In regard to chemotherapy, it makes sense that PARP inhibitors would be helpful in combination, Dr. Punie said. DNA damage to cancer cells accumulates during chemotherapy, he said, and they’re more depending on PARP for repair.

Study results so far have been mixed. A 2022 study, for example, found that adding the experimental PARP inhibitor veliparib to the chemotherapy regimen carboplatin-paclitaxel didn’t improve outcomes, he said. A similar study examining the addition of olaparib to carboplatin-paclitaxel is ongoing.

As for combining radiotherapy and PARP inhibitors, Dr. Punie said that preclinical findings are promising, and research is underway. There’s also ongoing research into combining PARP inhibitors with immunotherapy.

Off-label use of olaparib with immunotherapy or sequential treatment may be appropriate in the setting of adjuvant gBRCAmut triple-negative breast cancer with residual disease, he said.

During his presentation, Dr. Tutt called for researchers to investigate the use of PARP inhibitors in the de-escalation of treatment in lower-risk gBRCAmut disease.

“Clearly, some patients require chemotherapy, and we know patients respond very well to neoadjuvant chemotherapy if they have a BRCA mutation, but we don’t yet know who we can de-escalate in,” he said.

He also highlighted the need to reduce anemia in patients on PARP inhibitors, “particularly if we’re moving into lower-risk populations or possibly considering prevention trials.

“The study of PARP inhibitor resistance ... is now urgent, so that we can address it,” he said.

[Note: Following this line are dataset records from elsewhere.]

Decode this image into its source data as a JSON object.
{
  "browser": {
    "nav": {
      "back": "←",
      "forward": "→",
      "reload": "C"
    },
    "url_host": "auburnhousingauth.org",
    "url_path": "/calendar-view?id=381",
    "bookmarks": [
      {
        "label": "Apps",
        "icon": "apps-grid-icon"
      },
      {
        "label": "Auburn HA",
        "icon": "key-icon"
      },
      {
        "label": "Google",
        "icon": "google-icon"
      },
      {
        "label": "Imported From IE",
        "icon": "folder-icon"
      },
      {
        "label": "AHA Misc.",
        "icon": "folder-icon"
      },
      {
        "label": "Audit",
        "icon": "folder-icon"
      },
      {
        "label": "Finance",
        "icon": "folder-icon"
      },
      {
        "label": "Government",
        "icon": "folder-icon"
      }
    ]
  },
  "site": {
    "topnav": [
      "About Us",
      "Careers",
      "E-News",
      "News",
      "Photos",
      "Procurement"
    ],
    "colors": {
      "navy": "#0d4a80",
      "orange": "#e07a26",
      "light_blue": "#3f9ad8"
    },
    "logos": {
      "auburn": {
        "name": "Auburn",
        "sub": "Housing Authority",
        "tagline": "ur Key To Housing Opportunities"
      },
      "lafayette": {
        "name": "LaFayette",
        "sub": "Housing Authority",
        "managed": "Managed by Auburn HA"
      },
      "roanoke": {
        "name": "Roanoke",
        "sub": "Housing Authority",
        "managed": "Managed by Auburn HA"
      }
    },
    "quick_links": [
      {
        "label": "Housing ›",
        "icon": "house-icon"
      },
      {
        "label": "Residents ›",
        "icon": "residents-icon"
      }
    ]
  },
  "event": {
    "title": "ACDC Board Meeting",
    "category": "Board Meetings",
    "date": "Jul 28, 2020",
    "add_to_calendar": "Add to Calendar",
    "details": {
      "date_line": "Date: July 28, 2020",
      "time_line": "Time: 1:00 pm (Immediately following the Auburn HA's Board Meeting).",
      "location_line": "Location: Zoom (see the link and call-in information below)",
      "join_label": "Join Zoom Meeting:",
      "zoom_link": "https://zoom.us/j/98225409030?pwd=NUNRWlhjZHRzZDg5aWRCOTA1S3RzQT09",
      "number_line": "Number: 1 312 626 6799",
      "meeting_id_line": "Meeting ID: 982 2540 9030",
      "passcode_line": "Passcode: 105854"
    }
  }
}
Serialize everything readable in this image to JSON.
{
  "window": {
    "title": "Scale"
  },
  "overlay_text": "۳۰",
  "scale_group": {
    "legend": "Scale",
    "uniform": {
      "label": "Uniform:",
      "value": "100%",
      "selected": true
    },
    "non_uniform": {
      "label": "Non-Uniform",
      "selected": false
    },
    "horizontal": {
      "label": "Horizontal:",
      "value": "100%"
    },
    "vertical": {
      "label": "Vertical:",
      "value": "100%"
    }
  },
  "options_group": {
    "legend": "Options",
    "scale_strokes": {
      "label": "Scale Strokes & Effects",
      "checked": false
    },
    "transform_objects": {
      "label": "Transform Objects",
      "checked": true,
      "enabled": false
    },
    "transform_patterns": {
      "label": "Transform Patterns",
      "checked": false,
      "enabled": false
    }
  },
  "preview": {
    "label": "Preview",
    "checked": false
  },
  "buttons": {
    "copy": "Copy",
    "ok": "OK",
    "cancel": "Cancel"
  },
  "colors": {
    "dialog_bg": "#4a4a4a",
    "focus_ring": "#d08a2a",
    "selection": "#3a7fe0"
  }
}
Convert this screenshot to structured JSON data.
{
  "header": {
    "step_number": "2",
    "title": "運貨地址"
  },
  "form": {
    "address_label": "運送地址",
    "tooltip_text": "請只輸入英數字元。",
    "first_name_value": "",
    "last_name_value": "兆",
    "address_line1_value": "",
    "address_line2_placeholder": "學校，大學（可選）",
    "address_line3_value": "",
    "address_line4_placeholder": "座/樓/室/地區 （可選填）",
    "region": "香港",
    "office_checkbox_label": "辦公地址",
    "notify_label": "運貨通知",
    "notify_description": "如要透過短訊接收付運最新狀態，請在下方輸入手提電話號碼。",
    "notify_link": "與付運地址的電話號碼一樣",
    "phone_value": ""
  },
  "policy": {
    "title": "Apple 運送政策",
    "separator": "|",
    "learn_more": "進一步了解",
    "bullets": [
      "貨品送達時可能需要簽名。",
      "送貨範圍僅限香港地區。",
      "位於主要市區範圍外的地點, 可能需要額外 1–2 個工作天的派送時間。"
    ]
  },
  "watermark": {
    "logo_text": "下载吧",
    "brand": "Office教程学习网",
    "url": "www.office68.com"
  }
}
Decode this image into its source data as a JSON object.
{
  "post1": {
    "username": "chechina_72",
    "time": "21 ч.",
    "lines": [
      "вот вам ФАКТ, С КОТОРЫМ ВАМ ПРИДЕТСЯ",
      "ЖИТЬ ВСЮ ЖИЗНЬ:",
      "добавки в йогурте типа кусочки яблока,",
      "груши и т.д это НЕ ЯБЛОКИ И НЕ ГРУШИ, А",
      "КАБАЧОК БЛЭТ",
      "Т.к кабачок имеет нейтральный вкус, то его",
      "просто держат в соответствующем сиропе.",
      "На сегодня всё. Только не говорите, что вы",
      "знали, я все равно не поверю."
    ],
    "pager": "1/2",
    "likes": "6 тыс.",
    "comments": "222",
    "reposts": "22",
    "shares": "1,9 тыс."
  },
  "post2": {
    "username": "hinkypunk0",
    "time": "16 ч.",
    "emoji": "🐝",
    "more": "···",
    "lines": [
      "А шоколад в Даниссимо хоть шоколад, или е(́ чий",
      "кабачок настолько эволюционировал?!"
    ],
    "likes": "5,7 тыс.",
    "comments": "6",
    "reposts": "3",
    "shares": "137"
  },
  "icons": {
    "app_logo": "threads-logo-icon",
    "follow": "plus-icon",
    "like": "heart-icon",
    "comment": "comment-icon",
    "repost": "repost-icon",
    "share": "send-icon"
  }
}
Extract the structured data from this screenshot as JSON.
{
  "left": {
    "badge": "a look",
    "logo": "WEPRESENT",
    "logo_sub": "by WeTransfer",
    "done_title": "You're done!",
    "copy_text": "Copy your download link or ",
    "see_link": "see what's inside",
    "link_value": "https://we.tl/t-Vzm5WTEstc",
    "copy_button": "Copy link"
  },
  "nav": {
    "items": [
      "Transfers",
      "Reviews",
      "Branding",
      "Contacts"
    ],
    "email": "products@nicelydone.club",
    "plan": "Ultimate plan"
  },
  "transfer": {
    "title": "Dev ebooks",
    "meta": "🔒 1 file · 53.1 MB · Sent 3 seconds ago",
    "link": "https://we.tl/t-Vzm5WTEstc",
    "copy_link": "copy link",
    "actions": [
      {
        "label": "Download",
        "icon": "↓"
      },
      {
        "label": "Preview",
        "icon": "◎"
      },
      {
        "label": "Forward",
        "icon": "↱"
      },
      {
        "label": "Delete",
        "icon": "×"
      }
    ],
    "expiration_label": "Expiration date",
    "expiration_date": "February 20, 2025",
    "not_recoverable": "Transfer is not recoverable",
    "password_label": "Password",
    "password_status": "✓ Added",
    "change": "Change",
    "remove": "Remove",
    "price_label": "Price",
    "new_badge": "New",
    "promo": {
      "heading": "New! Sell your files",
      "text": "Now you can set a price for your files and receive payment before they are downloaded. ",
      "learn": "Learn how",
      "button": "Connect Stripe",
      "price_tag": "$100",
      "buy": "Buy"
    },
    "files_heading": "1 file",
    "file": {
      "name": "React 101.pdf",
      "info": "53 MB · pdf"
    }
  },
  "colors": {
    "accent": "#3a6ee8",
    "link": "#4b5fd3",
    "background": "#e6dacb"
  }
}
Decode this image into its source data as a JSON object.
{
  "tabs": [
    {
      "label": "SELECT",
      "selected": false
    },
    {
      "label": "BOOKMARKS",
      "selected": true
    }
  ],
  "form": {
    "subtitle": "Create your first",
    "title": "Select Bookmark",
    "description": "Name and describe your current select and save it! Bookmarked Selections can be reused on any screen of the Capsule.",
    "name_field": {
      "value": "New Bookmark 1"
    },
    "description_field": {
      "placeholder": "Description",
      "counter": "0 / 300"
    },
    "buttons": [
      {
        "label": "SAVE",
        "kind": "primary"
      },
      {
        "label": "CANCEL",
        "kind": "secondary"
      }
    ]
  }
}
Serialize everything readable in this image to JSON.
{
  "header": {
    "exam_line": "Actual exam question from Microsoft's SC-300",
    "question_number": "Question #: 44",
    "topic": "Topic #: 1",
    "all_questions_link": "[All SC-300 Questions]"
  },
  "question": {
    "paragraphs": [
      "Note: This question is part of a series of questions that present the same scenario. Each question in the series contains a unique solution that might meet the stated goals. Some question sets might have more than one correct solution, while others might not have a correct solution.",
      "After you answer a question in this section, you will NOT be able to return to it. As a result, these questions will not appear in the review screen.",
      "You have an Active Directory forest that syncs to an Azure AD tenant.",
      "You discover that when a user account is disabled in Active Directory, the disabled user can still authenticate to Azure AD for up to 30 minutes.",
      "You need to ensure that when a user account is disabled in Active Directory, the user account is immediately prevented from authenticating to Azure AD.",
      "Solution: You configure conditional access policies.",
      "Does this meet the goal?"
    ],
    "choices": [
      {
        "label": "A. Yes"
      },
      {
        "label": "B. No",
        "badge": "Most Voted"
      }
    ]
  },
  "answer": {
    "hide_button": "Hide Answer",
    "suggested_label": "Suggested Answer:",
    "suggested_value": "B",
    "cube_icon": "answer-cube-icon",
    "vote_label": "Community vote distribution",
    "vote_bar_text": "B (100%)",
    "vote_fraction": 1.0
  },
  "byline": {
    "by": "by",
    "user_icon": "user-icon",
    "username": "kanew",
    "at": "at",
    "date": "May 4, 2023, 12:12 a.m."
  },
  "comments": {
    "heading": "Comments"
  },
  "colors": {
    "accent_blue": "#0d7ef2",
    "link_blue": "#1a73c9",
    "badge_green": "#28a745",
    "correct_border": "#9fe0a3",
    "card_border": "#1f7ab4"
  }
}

Dr. Punie disclosed financial relationships with AstraZeneca, Eli Lilly, Exact Sciences, Focus Patient, Medscape, MSD, Mundi Pharma, Need, Novartis, Pierre Fabre, Pfizer, F. Hoffmann–La Roche, Sanofi, Seagen, and PharmaMar. Dr. Tutt disclosed financial relationships with Artios, Gilead, MD Anderson, Merck KGaA, Pfizer, Vertex, AstraZeneca, EM Partners, Medscape Education, CRUK, Inbiomotion, Myriad Genetics, and Breast Cancer Now.